From: Eliezer S. Yudkowsky (sentience@pobox.com)
Date: Mon Jun 24 2002 - 06:20:05 MDT
Eugen Leitl wrote:
> On Mon, 24 Jun 2002, Eliezer S. Yudkowsky wrote:
>
>> I try my best. That's not what I'm asking, however. I am asking
>> *you*, specifically, one individual with one viewpoint, whether you
>> consider your present sympathy with humans to be irrational, and if so,
>> why you keep on doing it; or, if it is not irrational, why you expect
>> that you would lose this sympathy as an eventual Power. I am not
>> asking you whether you believe
>
> There is no dichotomy. I currently profit from transactions with people
> because they're mutually profitable. If one party undergoes a
> transformation completely breaking that initial symmetry the transaction
> becomes essentially unilateral, since there is no meaningful
> reciprocation possible, and hence sees negative fitness.

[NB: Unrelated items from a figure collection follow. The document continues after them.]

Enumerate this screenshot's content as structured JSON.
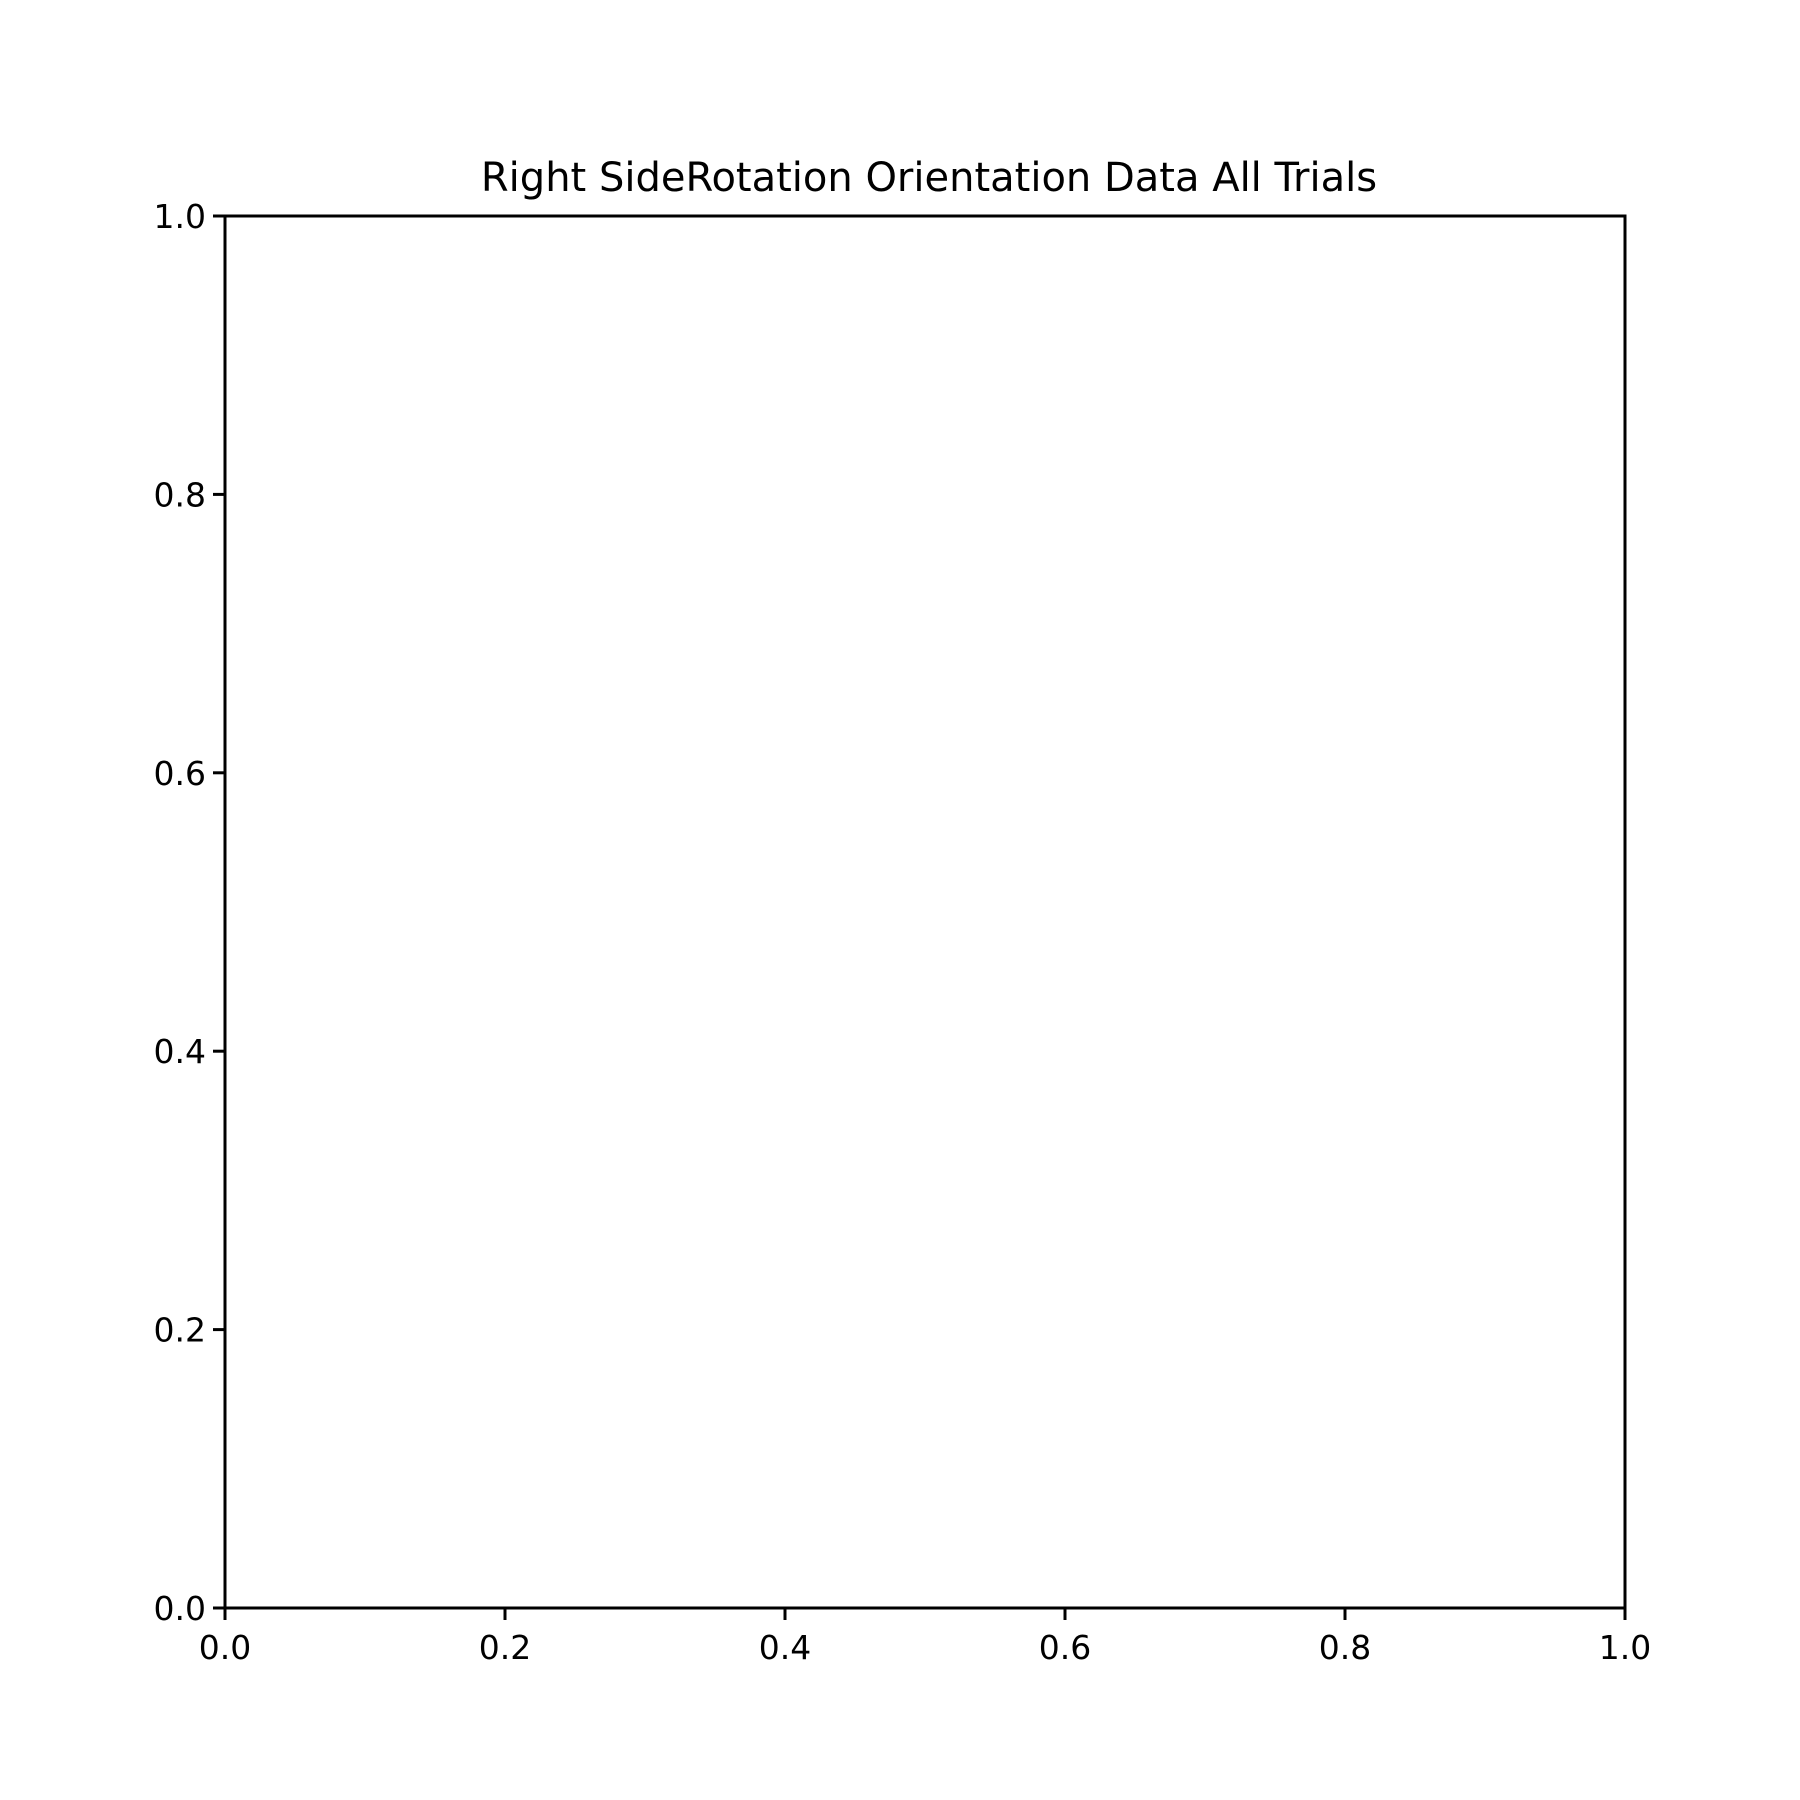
{
  "chart_data": {
    "type": "line",
    "title": "Right SideRotation Orientation Data All Trials",
    "xlabel": "",
    "ylabel": "",
    "xlim": [
      0.0,
      1.0
    ],
    "ylim": [
      0.0,
      1.0
    ],
    "x_ticks": [
      "0.0",
      "0.2",
      "0.4",
      "0.6",
      "0.8",
      "1.0"
    ],
    "y_ticks": [
      "0.0",
      "0.2",
      "0.4",
      "0.6",
      "0.8",
      "1.0"
    ],
    "grid": false,
    "legend": "none",
    "series": []
  }
}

Okay, so as I understand it, you do not see other sentient beings as ends in
themselves, but rather as means to an end; by cooperating with others you
increase your own benefit. You may take into account such game-theoretical
considerations as trust and reputation, but the "supergoal", if I may use
such a term, is your own survival and accumulation of personal resources
(and reproduction)? As a Power your goals would continue to be pure
personal survival, but you would no longer have any use for other human
beings. Hm. I don't understand why you were talking about empathy earlier,
then, since you don't seem to be invoking it within your own morality.
Incidentally, we have several people on this list who claim to be
"rationally selfish" in this sense, so if this *isn't* your opinion, I'm not
trying to be ad hominem in asking.
>> that all sentient beings must think the same way, or all humanborn
>> Powers; I am asking whether *you personally* think that you are
>> presently being immoral by the correct standards of your future self,
>> or whether your future self is being immoral by the correct standards
>> of your present self. Correct from whose viewpoint? Why, yours, of
>> course. You can talk about the observer-dependence of morality all you
>> like, but I assume that you personally have a morality of some kind.
>> Is your future self being immoral? Or are you being immoral? You can't
>> both be moral under any single moral standard. So, under your single
>> moral standard as a single individual, who's wrong?
>
> You are, because you postulate a single viewpoint-invariant moral
> standard. Both me-current and me-future are acting morally (in the
> rational selfishness sense), it's the metric which has shifted smoothly.
Under rational selfishness, I don't see why you're saying that the moral
metric has shifted. Both you and your future self are concerned only your
personal survival as an end in itself, with other actions being simply
means. Now, if you were to regard other sentients as ends in themselves
whose survival you intrinsically desired, as I thought you were saying
earlier, then the Power-your-future-self would be acting immorally under
your current standards, period, regardless of how the Power might see the
matter.
> Populations exert pressure on decisions of an individual. Most people
> don't play all their day with bugs. Symmetric-transaction expectation
> when dealing with asymmetric transactions are *not* a selection-neutral
> trait. You do that long enough, you lose.
>
> I'm a bit at loss that I need to explain this. Isn't this obvious?
Not really. Our lives may be dominated by emergent properties of Darwinian
selection, but post-Singularity I doubt that Darwinian selection will be
much of a force compared to intelligent planning. Frankly it's not clear to
me under your model why you or any other mind would ever reproduce, or why
reproducers would outcompete resource-absorbers, or why resource-absorbers
couldn't cherish any number of sentients inside them if that was their
favorite pasttime.
Your world doesn't seem to allow for any fun whatsoever post-Singularity.
Every computing cycle in existence is devoted to plotting how to get a lock
on every available resource that opens up, murder any entity that leaves an
opening, and prevent oneself from being murdered. Anyone who devotes less
than every available computing cycle quickly falls off the wagon and is
murdered. There's no possibility of having enough thought to spare even to
cherish a few uploads inside you. Frankly I'm not sure I see much pragmatic
difference between a post-Singularity world like this and a world of
unintelligent grey goo. I don't see any personal continuity either. What
matters is the number of computing cycles and resources available to do
meaningful things, such as (possibly) sentients having fun. Eliminating
every meaningful computing cycle in the Darwinian motivational catastrophe
you postulate doesn't strike me as much different from eliminating every
meaningful computing cycle with a supernova.